Here is a pic that might help visualize the addition. It is attached at the far east side of the house.

Screenshot_20231209-172855.png
 
  • Like
Reactions: 30WCF
I just went up and stuffed the top 1' of the chimney with fiberglass insulation. Lower end is capped with two large towels. With both of these in place, there is still enough draft to hold a piece of paper in place. Im thinking that the condensation must be warm air meeting the cold chimney and condensing somewhere midway up the clay liner. I'm kind of stumped as to how to remedy that. It should be noted that it is a very windy day.

View attachment 320419
That seems crazy. You could tape a heavy duty garbage bag over the top of the chimney so no wind driven air or rain can enter or exit the chimney. That may help figure out what the real water and airflow issues are.
 
That seems crazy. You could tape a heavy duty garbage bag over the top of the chimney so no wind driven air or rain can enter or exit the chimney. That may help figure out what the real water and airflow issues are.
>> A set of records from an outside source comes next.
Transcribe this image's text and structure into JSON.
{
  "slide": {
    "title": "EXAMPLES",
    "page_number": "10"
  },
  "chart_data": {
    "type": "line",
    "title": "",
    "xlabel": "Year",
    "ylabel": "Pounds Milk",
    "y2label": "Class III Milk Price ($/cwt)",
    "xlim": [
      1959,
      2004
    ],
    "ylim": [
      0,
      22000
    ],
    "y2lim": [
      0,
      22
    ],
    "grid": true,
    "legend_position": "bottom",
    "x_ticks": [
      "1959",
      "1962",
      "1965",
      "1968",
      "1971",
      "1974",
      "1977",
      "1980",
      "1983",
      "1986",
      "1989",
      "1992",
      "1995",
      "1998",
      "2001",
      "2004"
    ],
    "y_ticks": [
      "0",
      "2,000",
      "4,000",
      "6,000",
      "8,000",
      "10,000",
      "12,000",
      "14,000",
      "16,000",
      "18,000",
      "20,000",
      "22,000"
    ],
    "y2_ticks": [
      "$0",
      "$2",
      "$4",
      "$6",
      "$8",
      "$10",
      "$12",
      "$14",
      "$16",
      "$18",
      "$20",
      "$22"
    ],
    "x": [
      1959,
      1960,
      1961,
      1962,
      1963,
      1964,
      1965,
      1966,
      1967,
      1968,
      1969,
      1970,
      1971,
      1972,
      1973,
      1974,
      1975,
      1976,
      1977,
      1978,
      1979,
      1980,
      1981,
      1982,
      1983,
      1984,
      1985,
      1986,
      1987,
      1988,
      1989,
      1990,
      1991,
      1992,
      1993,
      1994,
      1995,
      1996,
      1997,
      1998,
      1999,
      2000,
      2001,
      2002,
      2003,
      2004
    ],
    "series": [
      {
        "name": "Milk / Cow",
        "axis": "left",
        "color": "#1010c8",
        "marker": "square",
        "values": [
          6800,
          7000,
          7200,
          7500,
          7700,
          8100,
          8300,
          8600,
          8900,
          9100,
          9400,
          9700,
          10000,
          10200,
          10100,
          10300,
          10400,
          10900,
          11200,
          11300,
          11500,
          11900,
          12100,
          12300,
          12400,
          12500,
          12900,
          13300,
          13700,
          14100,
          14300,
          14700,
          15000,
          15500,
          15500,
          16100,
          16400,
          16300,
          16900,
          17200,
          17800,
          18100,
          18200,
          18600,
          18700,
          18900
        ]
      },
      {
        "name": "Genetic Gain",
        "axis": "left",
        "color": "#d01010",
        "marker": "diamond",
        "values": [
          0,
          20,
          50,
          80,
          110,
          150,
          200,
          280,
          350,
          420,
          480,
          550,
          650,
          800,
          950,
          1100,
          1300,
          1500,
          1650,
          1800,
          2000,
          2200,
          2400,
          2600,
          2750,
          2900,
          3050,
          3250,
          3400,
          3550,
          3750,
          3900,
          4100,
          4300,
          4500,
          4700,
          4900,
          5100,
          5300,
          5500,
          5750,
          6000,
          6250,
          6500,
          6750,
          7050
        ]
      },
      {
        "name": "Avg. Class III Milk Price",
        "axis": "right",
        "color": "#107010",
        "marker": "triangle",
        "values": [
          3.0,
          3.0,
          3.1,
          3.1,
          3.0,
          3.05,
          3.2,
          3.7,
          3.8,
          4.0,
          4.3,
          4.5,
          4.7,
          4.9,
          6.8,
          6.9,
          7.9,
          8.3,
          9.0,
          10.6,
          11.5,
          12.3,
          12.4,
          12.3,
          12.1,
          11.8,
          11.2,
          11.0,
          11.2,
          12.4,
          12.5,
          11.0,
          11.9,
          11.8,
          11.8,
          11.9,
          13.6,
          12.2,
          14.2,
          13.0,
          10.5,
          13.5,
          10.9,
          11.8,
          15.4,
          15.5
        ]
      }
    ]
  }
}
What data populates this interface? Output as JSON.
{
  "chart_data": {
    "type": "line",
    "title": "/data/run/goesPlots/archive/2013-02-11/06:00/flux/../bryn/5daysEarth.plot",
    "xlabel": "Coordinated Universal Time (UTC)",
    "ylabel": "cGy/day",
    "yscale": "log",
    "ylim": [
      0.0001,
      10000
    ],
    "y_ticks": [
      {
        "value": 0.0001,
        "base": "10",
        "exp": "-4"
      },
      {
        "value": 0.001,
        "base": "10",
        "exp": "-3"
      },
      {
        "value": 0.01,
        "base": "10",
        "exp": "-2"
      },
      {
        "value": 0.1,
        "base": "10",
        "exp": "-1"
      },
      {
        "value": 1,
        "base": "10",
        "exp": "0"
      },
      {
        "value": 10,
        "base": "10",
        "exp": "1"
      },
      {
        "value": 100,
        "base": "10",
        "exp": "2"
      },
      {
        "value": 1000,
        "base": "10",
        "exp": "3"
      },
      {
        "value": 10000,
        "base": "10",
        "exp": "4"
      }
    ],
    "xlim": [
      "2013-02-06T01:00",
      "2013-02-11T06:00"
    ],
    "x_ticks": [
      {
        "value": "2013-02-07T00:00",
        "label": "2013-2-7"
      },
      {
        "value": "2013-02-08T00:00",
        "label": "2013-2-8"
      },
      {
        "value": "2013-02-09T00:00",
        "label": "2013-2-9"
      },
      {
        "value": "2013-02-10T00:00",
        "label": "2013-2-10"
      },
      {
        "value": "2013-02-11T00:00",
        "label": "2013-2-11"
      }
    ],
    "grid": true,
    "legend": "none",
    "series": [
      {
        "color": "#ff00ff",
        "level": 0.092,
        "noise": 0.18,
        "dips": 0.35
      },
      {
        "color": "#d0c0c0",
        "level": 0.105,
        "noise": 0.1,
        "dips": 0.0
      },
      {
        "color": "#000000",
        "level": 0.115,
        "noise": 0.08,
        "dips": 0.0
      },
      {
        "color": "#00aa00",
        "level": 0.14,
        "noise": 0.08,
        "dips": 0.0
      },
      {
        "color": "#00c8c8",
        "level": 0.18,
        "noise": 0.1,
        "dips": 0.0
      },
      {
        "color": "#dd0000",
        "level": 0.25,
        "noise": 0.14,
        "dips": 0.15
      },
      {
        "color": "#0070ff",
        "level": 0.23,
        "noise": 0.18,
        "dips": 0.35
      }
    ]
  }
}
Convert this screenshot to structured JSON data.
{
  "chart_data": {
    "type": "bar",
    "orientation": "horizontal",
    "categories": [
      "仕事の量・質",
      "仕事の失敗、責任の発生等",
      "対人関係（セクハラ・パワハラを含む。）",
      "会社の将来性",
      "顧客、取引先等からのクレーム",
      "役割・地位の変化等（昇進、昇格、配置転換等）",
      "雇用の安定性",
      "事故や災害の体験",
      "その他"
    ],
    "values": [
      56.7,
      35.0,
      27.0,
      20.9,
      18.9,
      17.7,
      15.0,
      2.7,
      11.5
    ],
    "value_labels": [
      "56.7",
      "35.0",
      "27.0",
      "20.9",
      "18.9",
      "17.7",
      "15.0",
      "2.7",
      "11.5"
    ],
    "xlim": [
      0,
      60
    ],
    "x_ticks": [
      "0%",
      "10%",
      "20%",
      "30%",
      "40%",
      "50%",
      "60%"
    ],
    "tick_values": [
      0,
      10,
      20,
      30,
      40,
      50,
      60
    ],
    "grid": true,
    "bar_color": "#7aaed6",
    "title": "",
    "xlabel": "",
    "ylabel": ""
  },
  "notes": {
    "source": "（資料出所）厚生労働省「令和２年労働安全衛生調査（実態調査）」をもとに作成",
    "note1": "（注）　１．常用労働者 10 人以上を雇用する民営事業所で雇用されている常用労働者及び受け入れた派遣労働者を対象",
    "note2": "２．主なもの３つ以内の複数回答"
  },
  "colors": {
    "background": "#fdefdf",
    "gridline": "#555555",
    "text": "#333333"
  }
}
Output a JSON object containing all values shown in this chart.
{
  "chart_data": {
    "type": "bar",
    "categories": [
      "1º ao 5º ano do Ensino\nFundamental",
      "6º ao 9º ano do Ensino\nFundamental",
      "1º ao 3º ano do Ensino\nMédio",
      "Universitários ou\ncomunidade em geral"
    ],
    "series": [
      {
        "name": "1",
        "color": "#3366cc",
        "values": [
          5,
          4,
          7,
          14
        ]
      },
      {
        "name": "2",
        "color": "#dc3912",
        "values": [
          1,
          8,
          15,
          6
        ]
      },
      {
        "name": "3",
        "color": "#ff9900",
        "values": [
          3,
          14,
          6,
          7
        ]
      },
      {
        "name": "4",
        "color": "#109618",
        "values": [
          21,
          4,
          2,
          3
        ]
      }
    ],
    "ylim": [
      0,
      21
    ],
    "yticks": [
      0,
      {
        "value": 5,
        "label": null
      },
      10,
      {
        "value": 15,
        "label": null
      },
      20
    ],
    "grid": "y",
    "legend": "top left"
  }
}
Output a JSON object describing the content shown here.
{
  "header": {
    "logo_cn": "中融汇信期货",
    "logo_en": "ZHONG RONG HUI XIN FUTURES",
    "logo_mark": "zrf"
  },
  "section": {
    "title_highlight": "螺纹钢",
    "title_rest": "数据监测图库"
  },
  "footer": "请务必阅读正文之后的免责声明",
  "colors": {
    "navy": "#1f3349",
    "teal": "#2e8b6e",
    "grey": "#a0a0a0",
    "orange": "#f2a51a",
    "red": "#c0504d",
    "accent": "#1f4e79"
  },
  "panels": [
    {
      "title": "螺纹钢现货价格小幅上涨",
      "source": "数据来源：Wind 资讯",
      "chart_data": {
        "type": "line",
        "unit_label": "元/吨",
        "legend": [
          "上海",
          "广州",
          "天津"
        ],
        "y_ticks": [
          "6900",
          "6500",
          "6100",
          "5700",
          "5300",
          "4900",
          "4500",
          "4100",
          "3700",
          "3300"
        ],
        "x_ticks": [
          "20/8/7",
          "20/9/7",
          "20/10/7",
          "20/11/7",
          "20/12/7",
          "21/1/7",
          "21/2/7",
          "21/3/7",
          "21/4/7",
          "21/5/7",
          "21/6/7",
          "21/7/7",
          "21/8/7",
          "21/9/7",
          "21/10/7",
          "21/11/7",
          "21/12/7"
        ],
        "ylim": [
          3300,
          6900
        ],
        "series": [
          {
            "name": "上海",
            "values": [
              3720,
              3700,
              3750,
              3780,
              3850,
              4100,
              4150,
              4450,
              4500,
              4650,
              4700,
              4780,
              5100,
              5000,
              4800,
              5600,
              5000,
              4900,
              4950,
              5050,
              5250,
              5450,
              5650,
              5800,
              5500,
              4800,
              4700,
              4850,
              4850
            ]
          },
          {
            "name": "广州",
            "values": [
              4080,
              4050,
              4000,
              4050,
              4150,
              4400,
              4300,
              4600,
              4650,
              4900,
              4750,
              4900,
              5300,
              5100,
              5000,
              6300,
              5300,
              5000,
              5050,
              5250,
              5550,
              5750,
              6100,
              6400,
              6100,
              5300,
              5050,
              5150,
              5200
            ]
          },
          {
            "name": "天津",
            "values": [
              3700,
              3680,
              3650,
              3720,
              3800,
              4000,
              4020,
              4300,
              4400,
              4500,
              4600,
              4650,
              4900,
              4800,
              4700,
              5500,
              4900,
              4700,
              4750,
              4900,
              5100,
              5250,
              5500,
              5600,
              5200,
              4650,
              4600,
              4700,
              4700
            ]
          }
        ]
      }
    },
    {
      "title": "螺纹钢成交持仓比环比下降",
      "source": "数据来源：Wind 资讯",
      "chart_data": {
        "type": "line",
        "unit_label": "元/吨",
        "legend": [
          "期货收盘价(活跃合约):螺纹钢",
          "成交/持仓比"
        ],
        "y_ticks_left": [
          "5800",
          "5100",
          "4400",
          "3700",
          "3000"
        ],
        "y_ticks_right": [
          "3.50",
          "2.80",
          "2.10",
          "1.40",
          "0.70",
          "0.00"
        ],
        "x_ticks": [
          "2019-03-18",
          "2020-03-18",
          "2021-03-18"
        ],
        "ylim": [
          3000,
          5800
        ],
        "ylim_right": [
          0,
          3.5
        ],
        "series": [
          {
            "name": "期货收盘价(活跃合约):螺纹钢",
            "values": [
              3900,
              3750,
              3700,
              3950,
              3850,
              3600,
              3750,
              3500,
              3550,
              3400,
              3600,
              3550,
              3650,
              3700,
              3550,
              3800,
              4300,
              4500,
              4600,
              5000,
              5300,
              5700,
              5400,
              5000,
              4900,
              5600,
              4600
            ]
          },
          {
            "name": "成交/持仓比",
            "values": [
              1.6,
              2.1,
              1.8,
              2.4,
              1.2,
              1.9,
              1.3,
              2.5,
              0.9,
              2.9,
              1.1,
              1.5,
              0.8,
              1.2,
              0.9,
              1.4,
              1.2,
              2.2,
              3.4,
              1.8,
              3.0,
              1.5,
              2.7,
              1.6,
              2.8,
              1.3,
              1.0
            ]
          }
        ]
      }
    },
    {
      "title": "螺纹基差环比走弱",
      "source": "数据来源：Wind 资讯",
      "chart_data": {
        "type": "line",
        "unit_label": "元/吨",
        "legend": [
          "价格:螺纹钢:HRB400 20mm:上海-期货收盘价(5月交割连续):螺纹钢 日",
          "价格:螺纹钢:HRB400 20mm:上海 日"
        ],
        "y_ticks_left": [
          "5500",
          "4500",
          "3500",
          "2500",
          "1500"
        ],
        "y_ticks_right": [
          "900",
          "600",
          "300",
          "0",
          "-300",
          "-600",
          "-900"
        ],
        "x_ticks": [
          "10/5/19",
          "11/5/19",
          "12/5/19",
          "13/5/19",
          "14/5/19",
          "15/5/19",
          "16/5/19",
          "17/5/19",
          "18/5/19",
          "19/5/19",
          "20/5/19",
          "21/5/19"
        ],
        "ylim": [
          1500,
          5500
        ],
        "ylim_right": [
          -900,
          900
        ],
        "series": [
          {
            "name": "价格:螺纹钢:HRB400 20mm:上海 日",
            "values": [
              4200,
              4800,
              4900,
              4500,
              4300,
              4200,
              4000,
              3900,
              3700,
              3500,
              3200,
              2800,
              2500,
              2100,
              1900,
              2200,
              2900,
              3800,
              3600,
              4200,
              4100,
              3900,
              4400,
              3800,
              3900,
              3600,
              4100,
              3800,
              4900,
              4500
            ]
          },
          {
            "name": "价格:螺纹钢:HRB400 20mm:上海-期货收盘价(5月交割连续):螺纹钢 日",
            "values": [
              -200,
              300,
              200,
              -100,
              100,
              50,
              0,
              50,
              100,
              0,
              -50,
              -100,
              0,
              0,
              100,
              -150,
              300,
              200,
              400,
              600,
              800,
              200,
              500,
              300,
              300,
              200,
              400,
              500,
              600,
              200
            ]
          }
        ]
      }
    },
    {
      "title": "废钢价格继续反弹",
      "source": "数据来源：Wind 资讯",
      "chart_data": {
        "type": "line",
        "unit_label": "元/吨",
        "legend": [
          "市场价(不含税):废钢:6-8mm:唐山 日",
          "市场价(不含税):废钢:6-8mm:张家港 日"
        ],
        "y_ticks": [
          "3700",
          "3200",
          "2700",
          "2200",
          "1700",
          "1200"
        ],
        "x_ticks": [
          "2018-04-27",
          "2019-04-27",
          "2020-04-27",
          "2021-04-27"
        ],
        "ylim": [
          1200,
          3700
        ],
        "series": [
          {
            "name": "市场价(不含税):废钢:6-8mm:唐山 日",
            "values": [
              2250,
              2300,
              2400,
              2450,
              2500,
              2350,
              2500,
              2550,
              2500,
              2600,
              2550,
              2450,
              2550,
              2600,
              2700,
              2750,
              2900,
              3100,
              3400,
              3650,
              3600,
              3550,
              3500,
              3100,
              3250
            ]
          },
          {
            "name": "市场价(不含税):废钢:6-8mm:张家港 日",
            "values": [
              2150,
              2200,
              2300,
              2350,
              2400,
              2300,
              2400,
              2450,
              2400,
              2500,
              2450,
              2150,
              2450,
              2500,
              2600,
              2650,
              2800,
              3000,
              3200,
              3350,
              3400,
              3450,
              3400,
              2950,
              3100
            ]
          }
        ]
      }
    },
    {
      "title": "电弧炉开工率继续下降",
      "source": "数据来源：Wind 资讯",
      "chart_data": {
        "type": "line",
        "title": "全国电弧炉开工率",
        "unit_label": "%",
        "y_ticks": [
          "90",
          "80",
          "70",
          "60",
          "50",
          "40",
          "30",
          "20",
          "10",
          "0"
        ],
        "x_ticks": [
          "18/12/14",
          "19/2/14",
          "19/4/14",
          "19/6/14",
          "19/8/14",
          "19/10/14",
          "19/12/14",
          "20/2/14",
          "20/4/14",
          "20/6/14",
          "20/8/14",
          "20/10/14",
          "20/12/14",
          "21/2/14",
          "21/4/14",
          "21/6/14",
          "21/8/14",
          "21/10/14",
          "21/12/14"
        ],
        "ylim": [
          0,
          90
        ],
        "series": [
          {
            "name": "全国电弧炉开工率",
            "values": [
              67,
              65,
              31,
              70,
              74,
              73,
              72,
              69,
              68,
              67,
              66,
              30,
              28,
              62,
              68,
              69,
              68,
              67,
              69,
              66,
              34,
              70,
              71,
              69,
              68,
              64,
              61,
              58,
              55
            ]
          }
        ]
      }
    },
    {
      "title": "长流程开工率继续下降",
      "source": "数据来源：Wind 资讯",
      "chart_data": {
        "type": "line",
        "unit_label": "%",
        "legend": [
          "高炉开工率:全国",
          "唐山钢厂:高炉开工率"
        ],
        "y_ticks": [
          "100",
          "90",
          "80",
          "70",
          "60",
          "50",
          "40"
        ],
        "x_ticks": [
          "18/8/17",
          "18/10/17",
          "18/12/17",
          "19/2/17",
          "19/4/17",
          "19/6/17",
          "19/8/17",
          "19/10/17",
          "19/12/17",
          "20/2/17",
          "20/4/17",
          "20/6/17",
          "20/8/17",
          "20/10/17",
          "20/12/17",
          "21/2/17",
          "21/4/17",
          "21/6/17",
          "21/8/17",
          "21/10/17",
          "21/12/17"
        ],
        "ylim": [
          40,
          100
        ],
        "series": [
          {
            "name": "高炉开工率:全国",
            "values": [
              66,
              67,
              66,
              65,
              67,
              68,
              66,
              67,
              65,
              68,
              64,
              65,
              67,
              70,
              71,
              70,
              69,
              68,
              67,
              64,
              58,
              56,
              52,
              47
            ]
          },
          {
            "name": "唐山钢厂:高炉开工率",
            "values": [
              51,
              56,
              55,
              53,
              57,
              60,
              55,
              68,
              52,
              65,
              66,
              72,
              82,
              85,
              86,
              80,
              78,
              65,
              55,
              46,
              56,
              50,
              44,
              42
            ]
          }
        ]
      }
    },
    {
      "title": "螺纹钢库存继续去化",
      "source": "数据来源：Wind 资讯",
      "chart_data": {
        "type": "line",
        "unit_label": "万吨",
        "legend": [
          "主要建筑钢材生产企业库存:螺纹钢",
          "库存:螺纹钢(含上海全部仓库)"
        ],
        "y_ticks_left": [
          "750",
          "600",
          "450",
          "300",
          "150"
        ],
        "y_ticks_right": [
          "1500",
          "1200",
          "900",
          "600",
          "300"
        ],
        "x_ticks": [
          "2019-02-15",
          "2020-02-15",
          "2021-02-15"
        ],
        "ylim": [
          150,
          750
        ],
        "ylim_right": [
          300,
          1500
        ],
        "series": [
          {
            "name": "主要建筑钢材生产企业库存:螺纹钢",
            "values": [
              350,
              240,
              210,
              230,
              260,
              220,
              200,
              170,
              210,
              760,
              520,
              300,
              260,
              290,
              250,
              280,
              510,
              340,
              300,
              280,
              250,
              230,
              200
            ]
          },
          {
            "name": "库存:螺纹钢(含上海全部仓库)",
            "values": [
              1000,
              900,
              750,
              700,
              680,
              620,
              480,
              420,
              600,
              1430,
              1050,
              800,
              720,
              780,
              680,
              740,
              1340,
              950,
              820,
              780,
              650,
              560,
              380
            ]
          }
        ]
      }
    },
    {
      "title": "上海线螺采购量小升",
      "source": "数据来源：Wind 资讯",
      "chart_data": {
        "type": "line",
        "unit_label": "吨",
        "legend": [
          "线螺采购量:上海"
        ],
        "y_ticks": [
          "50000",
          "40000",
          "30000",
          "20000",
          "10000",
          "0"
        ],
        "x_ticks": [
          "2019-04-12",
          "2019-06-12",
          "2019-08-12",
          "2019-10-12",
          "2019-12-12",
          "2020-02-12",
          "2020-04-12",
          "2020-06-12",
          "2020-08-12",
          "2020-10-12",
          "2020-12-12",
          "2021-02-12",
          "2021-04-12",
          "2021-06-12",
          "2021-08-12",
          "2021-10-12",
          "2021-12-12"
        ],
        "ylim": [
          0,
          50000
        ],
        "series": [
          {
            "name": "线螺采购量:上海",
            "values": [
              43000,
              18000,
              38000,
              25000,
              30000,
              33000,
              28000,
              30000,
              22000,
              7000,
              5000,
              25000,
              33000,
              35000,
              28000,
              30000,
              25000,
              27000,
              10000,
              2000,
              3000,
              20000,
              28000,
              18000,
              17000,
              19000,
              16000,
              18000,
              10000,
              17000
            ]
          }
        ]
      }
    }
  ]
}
That's a good idea. I was going to duct tape the top but a garbage bag may be easier. We've had no precipitation in the last week or so since I had last looked in the chimney. I'm also positive it is condensation.
 
Sounds like a lot of heat getting away up the chimney. Have you plugged off the OAK until you get a replacement stove? Might be interesting to see if you lose/reduce your updraft.